I would like to know the format to be able to convert recordings captured with my own device to .sal to more conveniently analyze the waveforms. I would love to use Logic to record, but it's unreliable in my case (weeks-long capture), because the program closes every few days, sometimes the computer hangs (it's computer's fault, not Logic's), and sometimes there is Read Timeout and the capture stops. So I thought I would code capture feature into my code, and that would work for a long time without my maintenance, but I need some way to analyze the data afterwards.
I have a use case really similar to the one described here. I’d like to convert binaries files back into the .sal binary format in order to re-open the capture on Logic2. Having a bit of detail on how the .sal bin file is actually formatted would be really helpful to do that.

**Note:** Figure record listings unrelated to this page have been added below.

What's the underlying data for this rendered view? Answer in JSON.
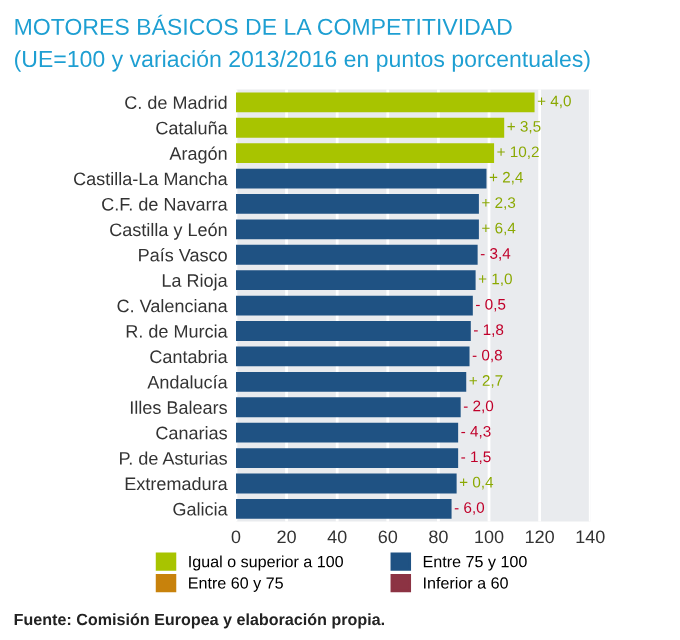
{
  "chart_data": {
    "type": "bar",
    "orientation": "horizontal",
    "title": "MOTORES BÁSICOS DE LA COMPETITIVIDAD",
    "subtitle": "(UE=100 y variación 2013/2016 en puntos porcentuales)",
    "categories": [
      "C. de Madrid",
      "Cataluña",
      "Aragón",
      "Castilla-La Mancha",
      "C.F. de Navarra",
      "Castilla y León",
      "País Vasco",
      "La Rioja",
      "C. Valenciana",
      "R. de Murcia",
      "Cantabria",
      "Andalucía",
      "Illes Balears",
      "Canarias",
      "P. de Asturias",
      "Extremadura",
      "Galicia"
    ],
    "series": [
      {
        "name": "Igual o superior a 100",
        "color": "#a8c400",
        "values": [
          118,
          106,
          102,
          null,
          null,
          null,
          null,
          null,
          null,
          null,
          null,
          null,
          null,
          null,
          null,
          null,
          null
        ]
      },
      {
        "name": "Entre 60 y 75",
        "color": "#c8820c",
        "values": [
          null,
          null,
          null,
          null,
          null,
          null,
          null,
          null,
          null,
          null,
          null,
          null,
          null,
          null,
          null,
          null,
          null
        ]
      },
      {
        "name": "Entre 75 y 100",
        "color": "#1f5283",
        "values": [
          null,
          null,
          null,
          99,
          96,
          96,
          95.5,
          94.7,
          93.6,
          92.8,
          92.3,
          91,
          88.8,
          87.8,
          87.8,
          87.2,
          85.2
        ]
      },
      {
        "name": "Inferior a 60",
        "color": "#8c3343",
        "values": [
          null,
          null,
          null,
          null,
          null,
          null,
          null,
          null,
          null,
          null,
          null,
          null,
          null,
          null,
          null,
          null,
          null
        ]
      }
    ],
    "value_labels": [
      "+ 4,0",
      "+ 3,5",
      "+ 10,2",
      "+ 2,4",
      "+ 2,3",
      "+ 6,4",
      "- 3,4",
      "+ 1,0",
      "- 0,5",
      "- 1,8",
      "- 0,8",
      "+ 2,7",
      "- 2,0",
      "- 4,3",
      "- 1,5",
      "+ 0,4",
      "- 6,0"
    ],
    "xlim": [
      0,
      140
    ],
    "xticks": [
      0,
      20,
      40,
      60,
      80,
      100,
      120,
      140
    ],
    "grid": "x",
    "legend": "bottom",
    "annotations": [
      "Fuente: Comisión Europea y elaboración propia."
    ]
  }
}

The point here is actually to stay in the very nice Saleae environment to do my work and not have to use other tools. The work I’m doing implies comparing captures taken with my Saleae 16 pro , with capture taken with another hardware. I’d love to import external binaries to use the power of Saleae analysers on it too."
Another use-case: convert data to *.sal format in order to analyze it in Logic 2. The original data is acquired from different hardware (due to voltage isolation requirements) but I want to use Logic 2 to analyze the protocol
Is this idea closer to what you need?
No, I want to convert data which had captured on an oscilloscope to the *.sal format and then load it into Logic 2 for analysis.